JpGU-AGU Joint Meeting 2020

Presentation information

[E] Oral

A (Atmospheric and Hydrospheric Sciences ) » A-CG Complex & General

[A-CG48] Projection and detection of global environmental change

convener:Michio Kawamiya(Japan Agency for Marine-Earth Science and Technology), Kaoru Tachiiri(Japan Agency for Marine-Earth Science and Technology), Hiroaki Tatebe(Japan Agency for Marine-Earth Science and Technology), V Ramaswamy(NOAA GFDL)

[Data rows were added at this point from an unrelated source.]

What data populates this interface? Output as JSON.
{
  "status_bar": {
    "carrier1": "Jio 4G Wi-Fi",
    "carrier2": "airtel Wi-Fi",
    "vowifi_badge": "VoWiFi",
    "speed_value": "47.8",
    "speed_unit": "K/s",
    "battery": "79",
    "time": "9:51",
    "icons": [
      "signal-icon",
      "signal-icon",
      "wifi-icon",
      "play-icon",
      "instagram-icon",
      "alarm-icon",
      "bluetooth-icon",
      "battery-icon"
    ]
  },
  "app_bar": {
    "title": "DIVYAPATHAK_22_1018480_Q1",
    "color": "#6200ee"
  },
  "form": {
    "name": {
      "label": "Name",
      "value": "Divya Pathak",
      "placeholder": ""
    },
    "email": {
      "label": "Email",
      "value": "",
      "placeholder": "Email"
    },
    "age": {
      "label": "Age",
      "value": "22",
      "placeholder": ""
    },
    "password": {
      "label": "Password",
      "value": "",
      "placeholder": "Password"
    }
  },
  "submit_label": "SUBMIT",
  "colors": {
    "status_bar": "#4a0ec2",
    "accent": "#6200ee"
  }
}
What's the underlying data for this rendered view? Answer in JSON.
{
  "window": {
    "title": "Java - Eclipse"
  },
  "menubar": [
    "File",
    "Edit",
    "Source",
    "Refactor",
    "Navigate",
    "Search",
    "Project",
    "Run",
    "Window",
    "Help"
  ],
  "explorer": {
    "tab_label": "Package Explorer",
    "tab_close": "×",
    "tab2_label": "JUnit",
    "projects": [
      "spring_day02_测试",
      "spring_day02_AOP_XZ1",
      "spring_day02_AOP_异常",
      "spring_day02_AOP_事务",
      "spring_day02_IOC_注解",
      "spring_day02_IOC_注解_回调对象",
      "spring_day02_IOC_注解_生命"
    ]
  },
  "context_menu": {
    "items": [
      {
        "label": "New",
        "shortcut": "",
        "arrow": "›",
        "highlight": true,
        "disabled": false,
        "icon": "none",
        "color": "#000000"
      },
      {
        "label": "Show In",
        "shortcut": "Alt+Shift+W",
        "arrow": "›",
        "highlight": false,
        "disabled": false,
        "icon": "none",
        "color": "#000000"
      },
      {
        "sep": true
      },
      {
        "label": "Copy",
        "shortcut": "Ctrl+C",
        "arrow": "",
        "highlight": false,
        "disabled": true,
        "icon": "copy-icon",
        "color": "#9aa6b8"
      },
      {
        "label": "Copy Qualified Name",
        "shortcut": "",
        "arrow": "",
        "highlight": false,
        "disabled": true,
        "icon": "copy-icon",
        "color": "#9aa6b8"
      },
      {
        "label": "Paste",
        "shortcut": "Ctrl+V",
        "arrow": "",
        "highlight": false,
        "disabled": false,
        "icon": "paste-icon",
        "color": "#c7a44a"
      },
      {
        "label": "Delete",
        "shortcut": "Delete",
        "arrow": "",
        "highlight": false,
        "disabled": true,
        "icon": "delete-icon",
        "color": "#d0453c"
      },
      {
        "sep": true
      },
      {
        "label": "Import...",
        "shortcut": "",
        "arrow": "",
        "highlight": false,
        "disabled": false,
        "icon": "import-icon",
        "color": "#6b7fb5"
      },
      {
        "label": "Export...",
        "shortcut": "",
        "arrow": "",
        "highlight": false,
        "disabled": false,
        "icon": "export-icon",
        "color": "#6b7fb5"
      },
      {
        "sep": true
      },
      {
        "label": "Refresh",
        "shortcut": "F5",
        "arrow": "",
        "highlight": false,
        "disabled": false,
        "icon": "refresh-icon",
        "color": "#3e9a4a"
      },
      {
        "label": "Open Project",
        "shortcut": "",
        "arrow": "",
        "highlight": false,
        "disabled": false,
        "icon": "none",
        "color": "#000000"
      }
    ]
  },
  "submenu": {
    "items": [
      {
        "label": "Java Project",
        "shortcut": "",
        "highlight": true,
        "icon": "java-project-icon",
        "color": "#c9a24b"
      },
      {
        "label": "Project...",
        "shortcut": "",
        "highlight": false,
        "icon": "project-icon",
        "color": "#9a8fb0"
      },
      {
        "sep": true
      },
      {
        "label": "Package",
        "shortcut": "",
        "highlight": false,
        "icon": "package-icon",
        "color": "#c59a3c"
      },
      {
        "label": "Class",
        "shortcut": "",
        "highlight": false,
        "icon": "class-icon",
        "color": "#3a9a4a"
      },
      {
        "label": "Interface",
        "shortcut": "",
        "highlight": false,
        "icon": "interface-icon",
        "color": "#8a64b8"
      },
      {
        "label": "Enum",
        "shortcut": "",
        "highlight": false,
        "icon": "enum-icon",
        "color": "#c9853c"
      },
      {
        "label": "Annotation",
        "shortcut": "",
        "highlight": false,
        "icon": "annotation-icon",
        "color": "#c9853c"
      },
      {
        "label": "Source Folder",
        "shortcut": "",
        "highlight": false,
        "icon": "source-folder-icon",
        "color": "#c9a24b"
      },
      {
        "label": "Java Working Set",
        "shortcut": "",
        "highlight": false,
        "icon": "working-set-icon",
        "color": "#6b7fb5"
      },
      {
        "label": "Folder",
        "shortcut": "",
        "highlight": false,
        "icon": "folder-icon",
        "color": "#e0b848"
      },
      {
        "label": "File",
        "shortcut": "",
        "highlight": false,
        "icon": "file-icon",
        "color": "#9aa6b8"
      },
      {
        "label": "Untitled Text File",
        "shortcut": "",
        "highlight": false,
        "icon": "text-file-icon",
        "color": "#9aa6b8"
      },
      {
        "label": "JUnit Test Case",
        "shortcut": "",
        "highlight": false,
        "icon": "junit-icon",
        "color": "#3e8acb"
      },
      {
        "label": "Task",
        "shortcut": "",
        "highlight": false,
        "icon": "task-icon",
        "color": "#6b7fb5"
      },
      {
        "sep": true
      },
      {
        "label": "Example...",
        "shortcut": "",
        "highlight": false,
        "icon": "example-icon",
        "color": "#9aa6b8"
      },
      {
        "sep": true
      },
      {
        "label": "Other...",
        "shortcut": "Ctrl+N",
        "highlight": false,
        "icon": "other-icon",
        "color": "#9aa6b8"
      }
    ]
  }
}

[ACG48-10] Quantify allowable warmings for 2 ℃ and 1.5 ℃ climate targets

*Xuanming Su1, Katsumasa Tanaka2,3, Kaoru Tachiiri1, Michio Watanabe1, Michio Kawamiya1 (1.Japan Agency for Marine-Earth Science and Technology, 2.Laboratoire des Sciences du Climat et de l’Environnement (LSCE), Commissariat à l’énergie atomique et aux énergies alternatives (CEA), Gif-sur-Yvette, France, 3.National Institute for Environmental Studies (NIES))

Keywords:Climate change, Allowable warming, Simple climate model

The allowable warming is defined as the temperature that can be allowed to increase during achieving the climate targets, set in Paris Agreement, that is, to limit the global average temperature to well below 2 ℃ and to pursue efforts to avoid 1.5 ℃ above pre-industrial level. The allowable warming considers the committed warming from the historical forcing till 2016, indicating the remaining maximum warming level that can occur from the future forcing, while achieving the Paris Agreement temperature targets. In this study, we applied the SCM4OPT v2.0, with a normalized marginal method, to quantify the allowable warmings for regions in the 2 ℃ and 1.5 ℃ climate targets. Using the most up-to-date emission datasets, we first calculated the emission-related marginal effects for each emission for years of 2017-2100. Then the individual marginal temperature can be obtained by comparing the temperature difference between a full emission input scenario and the scenario with a marginal scaling. Thus, the percentage for the individual emission-related temperature in total temperature was found. We used Monte Carlo summation (n=100,000) to estimate the regional allowable warming by summing the temperature increase which belonged to the specific region.

The results show that, the global allowable warmings are 0.72±0.18 ℃ and 0.37±0.17 ℃ for 2 ℃ and 1.5 ℃ climate targets, respectively. Among them, 0.17±0.04 ℃ for 2 ℃ and 0.12±0.03 ℃ for 1.5 ℃ will be contributed by China, followed by Middle East and North Africa, with 0.12±0.02 ℃ for 2 ℃ and 0.08±0.03 ℃ for 1.5 ℃. The allowable warmings for the USA are 0.11±0.02 ℃ and 0.05±0.02 ℃ for 2 ℃ and 1.5 ℃, respectively. Our findings here can provide a simple, but synthetical metric for policy-makers to evaluate the remaining allowable warmings within regional levels.